1. Dilated cardiomyopathy: Alcoholic cardiomyopathy is similar to dilated cardiomyopathy. Some scholars compared the histology and clinical comparison. The results showed that some patients with dilated cardiomyopathy evolved from myocarditis, so the changes of cardiomyocyte hypertrophy, fibrosis and nucleus were more obvious than alcoholic cardiomyopathy. In addition, the latter's clinically measured cardiothoracic ratio, cardiac index, and systolic pressure/end-systolic volume were significantly improved after stopping the intake of alcoholic beverages, while the former were not.
2. Beriberi heart disease: Alcoholic myocarditis manifests in heart cavity dilatation, tachycardia, increased venous pressure, and lower extremity edema, which are easily confused with beriberi heart disease.
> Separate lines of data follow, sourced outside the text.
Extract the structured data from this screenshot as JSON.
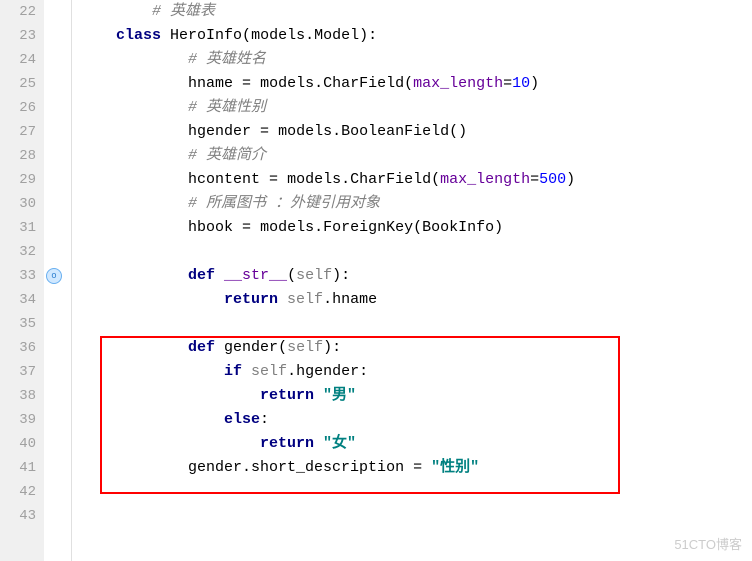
{
  "lines": [
    {
      "n": 22,
      "tokens": [
        [
          "        ",
          "plain"
        ],
        [
          "# 英雄表",
          "cm"
        ]
      ]
    },
    {
      "n": 23,
      "tokens": [
        [
          "    ",
          "plain"
        ],
        [
          "class ",
          "kw"
        ],
        [
          "HeroInfo",
          "plain"
        ],
        [
          "(",
          "plain"
        ],
        [
          "models",
          "plain"
        ],
        [
          ".",
          "plain"
        ],
        [
          "Model",
          "plain"
        ],
        [
          "):",
          "plain"
        ]
      ]
    },
    {
      "n": 24,
      "tokens": [
        [
          "            ",
          "plain"
        ],
        [
          "# 英雄姓名",
          "cm"
        ]
      ]
    },
    {
      "n": 25,
      "tokens": [
        [
          "            ",
          "plain"
        ],
        [
          "hname ",
          "plain"
        ],
        [
          "= ",
          "plain"
        ],
        [
          "models.CharField(",
          "plain"
        ],
        [
          "max_length",
          "mag"
        ],
        [
          "=",
          "plain"
        ],
        [
          "10",
          "num"
        ],
        [
          ")",
          "plain"
        ]
      ]
    },
    {
      "n": 26,
      "tokens": [
        [
          "            ",
          "plain"
        ],
        [
          "# 英雄性别",
          "cm"
        ]
      ]
    },
    {
      "n": 27,
      "tokens": [
        [
          "            ",
          "plain"
        ],
        [
          "hgender ",
          "plain"
        ],
        [
          "= ",
          "plain"
        ],
        [
          "models.BooleanField()",
          "plain"
        ]
      ]
    },
    {
      "n": 28,
      "tokens": [
        [
          "            ",
          "plain"
        ],
        [
          "# 英雄简介",
          "cm"
        ]
      ]
    },
    {
      "n": 29,
      "tokens": [
        [
          "            ",
          "plain"
        ],
        [
          "hcontent ",
          "plain"
        ],
        [
          "= ",
          "plain"
        ],
        [
          "models.CharField(",
          "plain"
        ],
        [
          "max_length",
          "mag"
        ],
        [
          "=",
          "plain"
        ],
        [
          "500",
          "num"
        ],
        [
          ")",
          "plain"
        ]
      ]
    },
    {
      "n": 30,
      "tokens": [
        [
          "            ",
          "plain"
        ],
        [
          "# 所属图书 ：外键引用对象",
          "cm"
        ]
      ]
    },
    {
      "n": 31,
      "tokens": [
        [
          "            ",
          "plain"
        ],
        [
          "hbook ",
          "plain"
        ],
        [
          "= ",
          "plain"
        ],
        [
          "models.ForeignKey(BookInfo)",
          "plain"
        ]
      ]
    },
    {
      "n": 32,
      "tokens": [
        [
          "",
          "plain"
        ]
      ]
    },
    {
      "n": 33,
      "tokens": [
        [
          "            ",
          "plain"
        ],
        [
          "def ",
          "kw"
        ],
        [
          "__str__",
          "mag"
        ],
        [
          "(",
          "plain"
        ],
        [
          "self",
          "param"
        ],
        [
          "):",
          "plain"
        ]
      ],
      "override": true
    },
    {
      "n": 34,
      "tokens": [
        [
          "                ",
          "plain"
        ],
        [
          "return ",
          "kw"
        ],
        [
          "self",
          "param"
        ],
        [
          ".hname",
          "plain"
        ]
      ]
    },
    {
      "n": 35,
      "tokens": [
        [
          "",
          "plain"
        ]
      ]
    },
    {
      "n": 36,
      "tokens": [
        [
          "            ",
          "plain"
        ],
        [
          "def ",
          "kw"
        ],
        [
          "gender",
          "fn"
        ],
        [
          "(",
          "plain"
        ],
        [
          "self",
          "param"
        ],
        [
          "):",
          "plain"
        ]
      ]
    },
    {
      "n": 37,
      "tokens": [
        [
          "                ",
          "plain"
        ],
        [
          "if ",
          "kw"
        ],
        [
          "self",
          "param"
        ],
        [
          ".hgender:",
          "plain"
        ]
      ]
    },
    {
      "n": 38,
      "tokens": [
        [
          "                    ",
          "plain"
        ],
        [
          "return ",
          "kw"
        ],
        [
          "\"男\"",
          "str"
        ]
      ]
    },
    {
      "n": 39,
      "tokens": [
        [
          "                ",
          "plain"
        ],
        [
          "else",
          "kw"
        ],
        [
          ":",
          "plain"
        ]
      ]
    },
    {
      "n": 40,
      "tokens": [
        [
          "                    ",
          "plain"
        ],
        [
          "return ",
          "kw"
        ],
        [
          "\"女\"",
          "str"
        ]
      ]
    },
    {
      "n": 41,
      "tokens": [
        [
          "            ",
          "plain"
        ],
        [
          "gender.short_description = ",
          "plain"
        ],
        [
          "\"性别\"",
          "str"
        ]
      ]
    },
    {
      "n": 42,
      "tokens": [
        [
          "",
          "plain"
        ]
      ]
    },
    {
      "n": 43,
      "tokens": [
        [
          "",
          "plain"
        ]
      ]
    }
  ],
  "watermark": "51CTO博客"
}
However, the former is mostly caused by a decrease in ventricular contractility and a low cardiac output state, while the latter is a state of high cardiac displacement, which can be clinically identified.
3. Alcoholic cirrhosis: The occurrence of alcoholic cirrhosis is related to the drinking mode, gender, genetic factors, nutritional status of the drinker and whether it is associated with hepatitis virus infection. A large amount of drinking is more harmful than a small amount of drinking. Daily drinking is more harmful than intermittent drinking. Women who drink alcohol are more likely to develop alcoholic liver disease than men. Malnutrition, protein deficiency, combined with chronic hepatitis B or hepatitis C virus infection can increase the risk of cirrhosis.